Rinnovabili • Sustainable finance: a new guide aligned with the UN SDGs Rinnovabili • Sustainable finance: a new guide aligned with the UN SDGs

A new compass for sustainable finance aligned with the United Nations’ 2030 Sustainable Development Goals

The network led by JP Morgan and Natixis banks has published the final version of the document outlining guidelines for companies and sovereign funds on how to measure and assess the impact of their business/portfolio and alignment with the 2030 SDGs

Sustainable finance: a new guide aligned with the UN SDGs

A guide to aligning finance with the United Nations’ Sustainable Development Goals (SDG 2030). Designed for companies and sovereign entities, it aims to help them increase transparency in disclosing the 360-degree impact of their operations. The new compass for sustainable finance comes from the Impact Disclosure Taskforce, an initiative led by private sector actors and chaired by J.P. Morgan and Natixis Corporate & Investment Banking.

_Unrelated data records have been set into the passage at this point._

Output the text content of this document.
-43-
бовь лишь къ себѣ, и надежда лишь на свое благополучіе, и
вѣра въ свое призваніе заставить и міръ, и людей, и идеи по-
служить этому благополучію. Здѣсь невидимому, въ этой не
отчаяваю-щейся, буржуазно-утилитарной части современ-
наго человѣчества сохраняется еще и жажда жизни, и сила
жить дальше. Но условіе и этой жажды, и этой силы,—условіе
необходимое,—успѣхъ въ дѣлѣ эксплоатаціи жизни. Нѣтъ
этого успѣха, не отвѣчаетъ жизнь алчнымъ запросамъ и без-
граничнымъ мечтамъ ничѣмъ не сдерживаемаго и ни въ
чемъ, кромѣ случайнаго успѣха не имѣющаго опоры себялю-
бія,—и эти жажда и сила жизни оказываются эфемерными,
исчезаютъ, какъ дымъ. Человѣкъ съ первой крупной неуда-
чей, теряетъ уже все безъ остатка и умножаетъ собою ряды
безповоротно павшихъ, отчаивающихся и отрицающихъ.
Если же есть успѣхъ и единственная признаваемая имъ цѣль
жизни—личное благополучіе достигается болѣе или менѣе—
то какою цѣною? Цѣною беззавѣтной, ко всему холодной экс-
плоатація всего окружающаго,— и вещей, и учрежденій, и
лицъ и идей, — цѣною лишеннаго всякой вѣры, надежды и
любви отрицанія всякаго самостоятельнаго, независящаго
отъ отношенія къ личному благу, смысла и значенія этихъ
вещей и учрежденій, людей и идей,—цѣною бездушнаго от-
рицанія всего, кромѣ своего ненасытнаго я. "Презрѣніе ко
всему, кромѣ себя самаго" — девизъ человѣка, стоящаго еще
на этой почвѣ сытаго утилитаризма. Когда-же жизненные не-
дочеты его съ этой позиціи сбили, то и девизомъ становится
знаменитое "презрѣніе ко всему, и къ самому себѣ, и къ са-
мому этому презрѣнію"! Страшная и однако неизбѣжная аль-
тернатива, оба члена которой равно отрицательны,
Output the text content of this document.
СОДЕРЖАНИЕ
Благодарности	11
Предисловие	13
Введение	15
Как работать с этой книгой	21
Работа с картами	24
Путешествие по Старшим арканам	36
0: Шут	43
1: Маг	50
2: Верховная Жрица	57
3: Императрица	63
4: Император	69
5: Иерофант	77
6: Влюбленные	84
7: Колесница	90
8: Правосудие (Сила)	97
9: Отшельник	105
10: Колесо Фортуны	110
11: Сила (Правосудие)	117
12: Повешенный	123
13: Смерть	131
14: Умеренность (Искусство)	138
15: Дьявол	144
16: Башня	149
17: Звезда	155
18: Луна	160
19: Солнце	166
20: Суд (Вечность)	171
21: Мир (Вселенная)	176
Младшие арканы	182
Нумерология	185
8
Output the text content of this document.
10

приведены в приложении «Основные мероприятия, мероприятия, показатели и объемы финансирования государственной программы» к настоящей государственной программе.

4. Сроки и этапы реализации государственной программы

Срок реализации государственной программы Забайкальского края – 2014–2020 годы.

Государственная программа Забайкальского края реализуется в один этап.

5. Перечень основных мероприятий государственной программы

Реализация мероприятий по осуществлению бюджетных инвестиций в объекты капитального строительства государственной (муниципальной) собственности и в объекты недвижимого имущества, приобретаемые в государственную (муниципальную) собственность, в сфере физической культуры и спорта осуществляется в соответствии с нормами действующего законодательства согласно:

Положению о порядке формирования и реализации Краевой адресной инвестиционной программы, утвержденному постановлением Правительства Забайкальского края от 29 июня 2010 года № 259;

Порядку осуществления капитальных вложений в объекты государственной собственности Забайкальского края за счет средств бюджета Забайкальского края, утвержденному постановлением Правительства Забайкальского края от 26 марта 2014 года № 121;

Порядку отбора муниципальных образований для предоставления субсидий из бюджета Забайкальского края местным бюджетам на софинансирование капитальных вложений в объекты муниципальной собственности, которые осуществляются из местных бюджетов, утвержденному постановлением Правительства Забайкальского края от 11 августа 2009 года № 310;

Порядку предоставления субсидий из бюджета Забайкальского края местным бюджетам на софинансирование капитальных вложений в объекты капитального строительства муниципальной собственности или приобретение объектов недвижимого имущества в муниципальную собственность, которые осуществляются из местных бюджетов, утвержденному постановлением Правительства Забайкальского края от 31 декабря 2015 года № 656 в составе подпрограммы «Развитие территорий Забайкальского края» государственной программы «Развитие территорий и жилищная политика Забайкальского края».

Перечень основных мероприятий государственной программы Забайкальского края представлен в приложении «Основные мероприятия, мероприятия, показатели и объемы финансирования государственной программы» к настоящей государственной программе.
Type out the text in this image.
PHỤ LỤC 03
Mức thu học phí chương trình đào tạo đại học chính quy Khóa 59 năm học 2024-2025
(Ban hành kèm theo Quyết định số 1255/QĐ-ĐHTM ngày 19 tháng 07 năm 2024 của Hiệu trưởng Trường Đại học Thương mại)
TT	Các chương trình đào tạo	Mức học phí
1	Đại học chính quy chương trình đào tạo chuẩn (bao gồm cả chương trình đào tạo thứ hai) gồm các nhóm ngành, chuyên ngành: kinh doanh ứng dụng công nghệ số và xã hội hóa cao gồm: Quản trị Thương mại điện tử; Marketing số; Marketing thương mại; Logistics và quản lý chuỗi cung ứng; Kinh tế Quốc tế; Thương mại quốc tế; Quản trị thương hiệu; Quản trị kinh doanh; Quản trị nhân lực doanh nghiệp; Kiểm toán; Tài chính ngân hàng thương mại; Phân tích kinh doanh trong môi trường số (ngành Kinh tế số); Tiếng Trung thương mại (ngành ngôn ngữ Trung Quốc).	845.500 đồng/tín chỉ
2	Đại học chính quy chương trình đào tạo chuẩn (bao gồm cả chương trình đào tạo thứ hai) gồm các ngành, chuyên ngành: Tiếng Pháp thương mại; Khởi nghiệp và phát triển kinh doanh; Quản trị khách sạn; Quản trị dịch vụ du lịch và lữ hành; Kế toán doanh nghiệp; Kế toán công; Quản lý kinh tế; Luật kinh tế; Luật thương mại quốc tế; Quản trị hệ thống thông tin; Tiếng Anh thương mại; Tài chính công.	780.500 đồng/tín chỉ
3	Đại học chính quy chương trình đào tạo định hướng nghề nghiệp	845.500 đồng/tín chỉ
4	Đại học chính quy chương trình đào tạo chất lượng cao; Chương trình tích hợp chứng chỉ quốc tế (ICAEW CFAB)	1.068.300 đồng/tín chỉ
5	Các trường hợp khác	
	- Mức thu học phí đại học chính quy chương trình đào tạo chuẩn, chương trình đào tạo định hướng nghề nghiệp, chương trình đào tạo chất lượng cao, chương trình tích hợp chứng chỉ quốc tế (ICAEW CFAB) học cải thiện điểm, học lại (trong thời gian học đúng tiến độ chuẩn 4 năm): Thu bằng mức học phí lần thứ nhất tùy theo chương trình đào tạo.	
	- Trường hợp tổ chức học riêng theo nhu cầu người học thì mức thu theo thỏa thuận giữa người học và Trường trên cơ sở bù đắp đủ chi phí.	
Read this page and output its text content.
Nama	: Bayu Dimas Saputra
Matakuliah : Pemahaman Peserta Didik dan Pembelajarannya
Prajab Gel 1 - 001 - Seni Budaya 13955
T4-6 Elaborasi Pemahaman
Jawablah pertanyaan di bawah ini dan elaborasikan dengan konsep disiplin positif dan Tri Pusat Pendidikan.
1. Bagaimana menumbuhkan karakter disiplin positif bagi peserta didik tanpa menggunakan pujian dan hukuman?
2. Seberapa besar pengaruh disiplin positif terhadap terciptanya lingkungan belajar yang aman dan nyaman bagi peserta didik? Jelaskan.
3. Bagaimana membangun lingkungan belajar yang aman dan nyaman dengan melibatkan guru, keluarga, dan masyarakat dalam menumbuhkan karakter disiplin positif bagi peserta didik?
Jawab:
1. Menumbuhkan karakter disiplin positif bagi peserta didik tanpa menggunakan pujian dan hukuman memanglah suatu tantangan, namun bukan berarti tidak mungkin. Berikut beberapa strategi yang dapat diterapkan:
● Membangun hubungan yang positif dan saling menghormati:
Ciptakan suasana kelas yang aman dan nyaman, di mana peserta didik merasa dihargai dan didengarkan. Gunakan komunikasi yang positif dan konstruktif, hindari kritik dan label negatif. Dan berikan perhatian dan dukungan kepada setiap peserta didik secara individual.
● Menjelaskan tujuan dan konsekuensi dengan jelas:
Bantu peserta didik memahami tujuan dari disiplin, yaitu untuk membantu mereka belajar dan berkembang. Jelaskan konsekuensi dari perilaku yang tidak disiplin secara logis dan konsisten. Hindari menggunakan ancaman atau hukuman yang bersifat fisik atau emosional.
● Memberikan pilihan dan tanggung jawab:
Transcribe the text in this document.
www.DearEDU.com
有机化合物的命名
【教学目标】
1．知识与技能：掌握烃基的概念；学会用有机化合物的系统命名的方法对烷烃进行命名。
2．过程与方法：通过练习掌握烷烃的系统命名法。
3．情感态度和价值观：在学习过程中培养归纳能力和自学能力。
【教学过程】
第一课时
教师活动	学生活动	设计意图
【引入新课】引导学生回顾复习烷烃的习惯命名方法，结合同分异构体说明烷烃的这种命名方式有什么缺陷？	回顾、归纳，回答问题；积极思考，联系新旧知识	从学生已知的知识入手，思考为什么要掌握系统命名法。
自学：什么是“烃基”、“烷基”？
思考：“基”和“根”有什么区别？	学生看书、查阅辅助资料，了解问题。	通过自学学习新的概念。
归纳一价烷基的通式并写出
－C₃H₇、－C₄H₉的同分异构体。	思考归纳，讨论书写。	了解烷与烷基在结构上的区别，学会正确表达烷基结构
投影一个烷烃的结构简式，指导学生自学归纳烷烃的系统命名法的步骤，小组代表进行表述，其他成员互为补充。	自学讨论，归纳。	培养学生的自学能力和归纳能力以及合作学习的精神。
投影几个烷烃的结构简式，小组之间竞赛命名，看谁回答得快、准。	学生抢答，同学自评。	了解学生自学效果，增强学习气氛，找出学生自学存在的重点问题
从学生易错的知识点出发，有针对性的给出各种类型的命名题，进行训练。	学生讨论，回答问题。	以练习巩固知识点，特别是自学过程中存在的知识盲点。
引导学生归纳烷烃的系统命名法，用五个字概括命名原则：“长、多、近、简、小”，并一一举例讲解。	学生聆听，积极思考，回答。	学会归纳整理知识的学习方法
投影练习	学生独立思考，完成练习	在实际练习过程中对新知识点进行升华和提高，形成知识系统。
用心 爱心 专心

The Impact Disclosure Guidance is a voluntary tool that helps corporate and sovereign entities provide transparency about their efforts to reduce poverty and inequality in communities that still lack access to basic human needs. It also helps share information with institutional investors looking for investments that offer both financial and social returns.

Key points of the sustainable finance guide

The guide for measuring and assessing the impact of one’s business or portfolio in terms of sustainable finance is based on existing tools and involves five steps. The key aspects include:

  • Company/Fund-level aspects, specific to the context: the guide evaluates the overall strategy of the entity in the countries of interest, measuring how the entity’s products, services, and operations should address the most acute development gaps in each country;
  • Focus on impact: the guide concentrates on outputs and outcomes, including plans to achieve the outputs and the theory of change (the logical framework with assumptions about how to change the situation) believed to lead to these outcomes;
  • Forward-looking approach: the guide sets goals that measure expected impacts and a commitment to monitor and report on progress toward those goals.

This is the final version of the guide, following the release of a draft version last April to gather stakeholder feedback. With this publication, the Impact Disclosure Taskforce invites investment banks and underwriters to promote the adoption of the guide among their corporate and national clients. It also addresses regulators, urging them to consider the guide’s interoperability with existing sustainable finance regulations and disclosure standards.